The Rh incompatibility–schizophrenia association has also been tangentially included in epidemiologic studies that investigated the etiologic contribution of obstetric complications. Two meta-analyses (Geddes et al., 1999, Cannon et al., 2002) examined the association within mixed-sex samples, in which both excluded the study of Hollister et al. (1996). Assembling ten studies, Geddes et al. (1999) calculated a summary odds ratio of 1.40 (95% CI = 0.54– 3.63) for Rh incompatibility and Cannon et al. (2002), aggregating three other studies, derived a summary odds ratio of 2.00 (95% CI = 1.01– 3.96) for the effect of their Rhesus variable. (The studies evaluated different Rhesus related factor. Sacker et al. (1995), Kendell et al. (2000), and Byrne et al. (2000) estimated respectively the effect of maternal Rh negativity, Rh antibodies, and Rh incompatibility).

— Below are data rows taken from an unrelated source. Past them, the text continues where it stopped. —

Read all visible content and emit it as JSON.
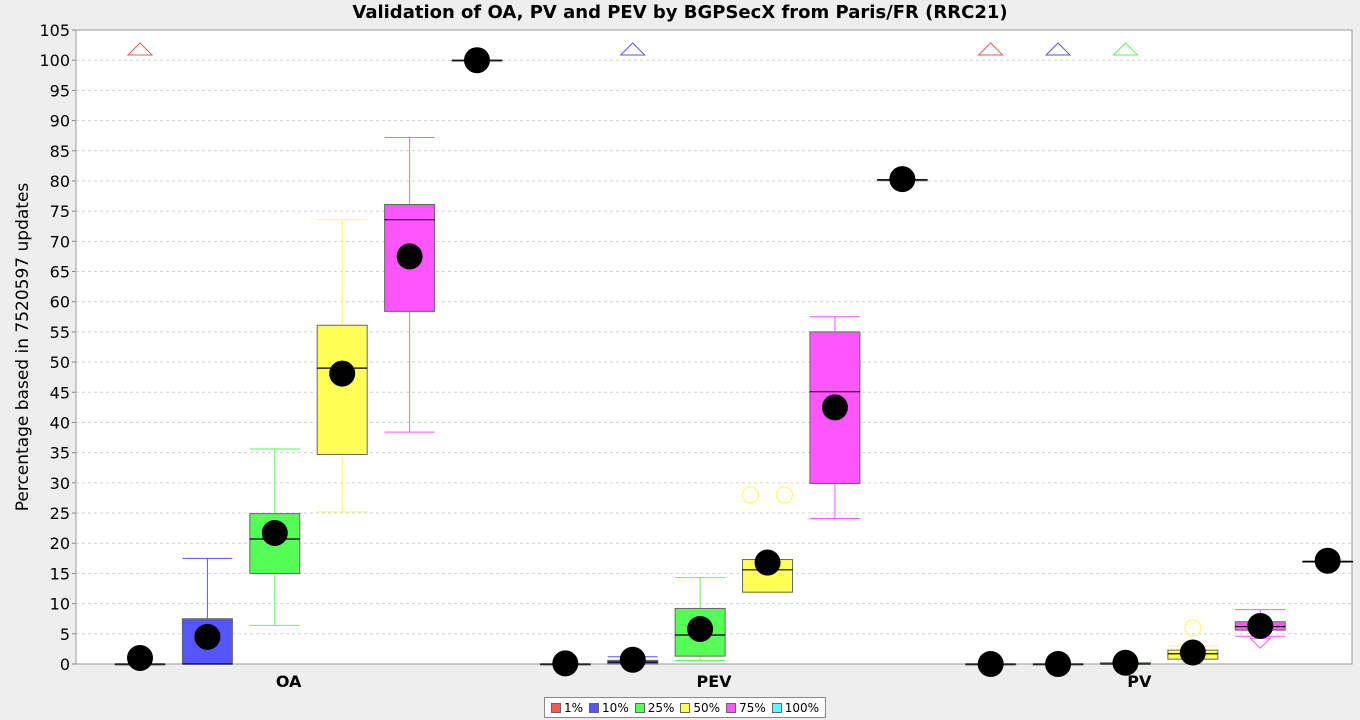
{
  "chart_data": {
    "type": "box",
    "title": "Validation of OA, PV and PEV by BGPSecX from Paris/FR (RRC21)",
    "ylabel": "Percentage based in 7520597 updates",
    "xlabel": "",
    "ylim": [
      0,
      105
    ],
    "yticks": [
      "0",
      "5",
      "10",
      "15",
      "20",
      "25",
      "30",
      "35",
      "40",
      "45",
      "50",
      "55",
      "60",
      "65",
      "70",
      "75",
      "80",
      "85",
      "90",
      "95",
      "100",
      "105"
    ],
    "grid": true,
    "legend_position": "bottom-center",
    "categories": [
      "OA",
      "PEV",
      "PV"
    ],
    "series": [
      {
        "name": "1%",
        "color": "#ff5555"
      },
      {
        "name": "10%",
        "color": "#5555ff"
      },
      {
        "name": "25%",
        "color": "#55ff55"
      },
      {
        "name": "50%",
        "color": "#ffff55"
      },
      {
        "name": "75%",
        "color": "#ff55ff"
      },
      {
        "name": "100%",
        "color": "#55ffff"
      }
    ],
    "boxes": [
      {
        "category": "OA",
        "series": "1%",
        "min": 0,
        "q1": 0,
        "median": 0,
        "q3": 0,
        "max": 0,
        "mean": 1.0,
        "outliers": [],
        "far_out_high": true
      },
      {
        "category": "OA",
        "series": "10%",
        "min": 0,
        "q1": 0,
        "median": 0,
        "q3": 7.5,
        "max": 17.5,
        "mean": 4.5,
        "outliers": [],
        "far_out_high": false
      },
      {
        "category": "OA",
        "series": "25%",
        "min": 6.4,
        "q1": 15.0,
        "median": 20.7,
        "q3": 24.9,
        "max": 35.6,
        "mean": 21.7,
        "outliers": [],
        "far_out_high": false
      },
      {
        "category": "OA",
        "series": "50%",
        "min": 25.2,
        "q1": 34.7,
        "median": 49.0,
        "q3": 56.1,
        "max": 73.6,
        "mean": 48.1,
        "outliers": [],
        "far_out_high": false
      },
      {
        "category": "OA",
        "series": "75%",
        "min": 38.4,
        "q1": 58.4,
        "median": 73.6,
        "q3": 76.1,
        "max": 87.2,
        "mean": 67.5,
        "outliers": [],
        "far_out_high": false
      },
      {
        "category": "OA",
        "series": "100%",
        "min": 100,
        "q1": 100,
        "median": 100,
        "q3": 100,
        "max": 100,
        "mean": 100,
        "outliers": [],
        "far_out_high": false
      },
      {
        "category": "PEV",
        "series": "1%",
        "min": 0,
        "q1": 0,
        "median": 0,
        "q3": 0,
        "max": 0,
        "mean": 0.1,
        "outliers": [],
        "far_out_high": false
      },
      {
        "category": "PEV",
        "series": "10%",
        "min": 0,
        "q1": 0,
        "median": 0.3,
        "q3": 0.6,
        "max": 1.2,
        "mean": 0.7,
        "outliers": [],
        "far_out_high": true
      },
      {
        "category": "PEV",
        "series": "25%",
        "min": 0.6,
        "q1": 1.3,
        "median": 4.8,
        "q3": 9.2,
        "max": 14.3,
        "mean": 5.8,
        "outliers": [],
        "far_out_high": false
      },
      {
        "category": "PEV",
        "series": "50%",
        "min": 11.8,
        "q1": 11.9,
        "median": 15.6,
        "q3": 17.3,
        "max": 17.3,
        "mean": 16.8,
        "outliers": [
          28.0,
          28.0
        ],
        "far_out_high": false
      },
      {
        "category": "PEV",
        "series": "75%",
        "min": 24.1,
        "q1": 29.9,
        "median": 45.1,
        "q3": 55.0,
        "max": 57.5,
        "mean": 42.5,
        "outliers": [],
        "far_out_high": false
      },
      {
        "category": "PEV",
        "series": "100%",
        "min": 80.2,
        "q1": 80.2,
        "median": 80.2,
        "q3": 80.2,
        "max": 80.2,
        "mean": 80.3,
        "outliers": [],
        "far_out_high": false
      },
      {
        "category": "PV",
        "series": "1%",
        "min": 0,
        "q1": 0,
        "median": 0,
        "q3": 0,
        "max": 0,
        "mean": 0,
        "outliers": [],
        "far_out_high": true
      },
      {
        "category": "PV",
        "series": "10%",
        "min": 0,
        "q1": 0,
        "median": 0,
        "q3": 0,
        "max": 0,
        "mean": 0,
        "outliers": [],
        "far_out_high": true
      },
      {
        "category": "PV",
        "series": "25%",
        "min": 0,
        "q1": 0,
        "median": 0,
        "q3": 0.2,
        "max": 0.2,
        "mean": 0.2,
        "outliers": [],
        "far_out_high": true
      },
      {
        "category": "PV",
        "series": "50%",
        "min": 0.8,
        "q1": 0.8,
        "median": 1.7,
        "q3": 2.3,
        "max": 3.0,
        "mean": 1.9,
        "outliers": [
          6.0
        ],
        "far_out_high": false
      },
      {
        "category": "PV",
        "series": "75%",
        "min": 4.6,
        "q1": 5.6,
        "median": 6.2,
        "q3": 7.0,
        "max": 9.0,
        "mean": 6.3,
        "outliers": [],
        "far_out_high": false,
        "far_out_low": true
      },
      {
        "category": "PV",
        "series": "100%",
        "min": 17.0,
        "q1": 17.0,
        "median": 17.0,
        "q3": 17.0,
        "max": 17.0,
        "mean": 17.1,
        "outliers": [],
        "far_out_high": false
      }
    ]
  }
}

The epidemiologic literature on schizophrenia has consistently shown that males and females differ in terms of premorbid functioning, age at onset, symptomatology, treatment response, and course (Goldstein, 1997). Similarly, male infants are more severely affected by Rh hemolytic disease and kernicterus than their female counterparts (Walker and Mollison, 1957, Ulm et al., 1998). Based on these observations and from the study of Hollister et al. (1996), we posited that sex of the offspring would modify the effect of maternal–fetal blood incompatibility on the risk of schizophrenia.

We examined the effect of Rh and ABO incompatibility in offspring from the Prenatal Determinants of Schizophrenia (PDS) study (Susser et al., 2000), a prospective study drawn from a large birth cohort born before the availability of anti-Rh (D) prophylaxis. The PDS study featured comprehensive measures of prenatal and perinatal exposures, including the blood types of mother and infant, and implemented rigorous diagnostic assessments of adult schizophrenia outcome in the offspring. In addition, the cohort had an appreciable number of female offspring, which enabled us to examine interaction between Rh and ABO incompatibility and sex of offspring on the risk of schizophrenia.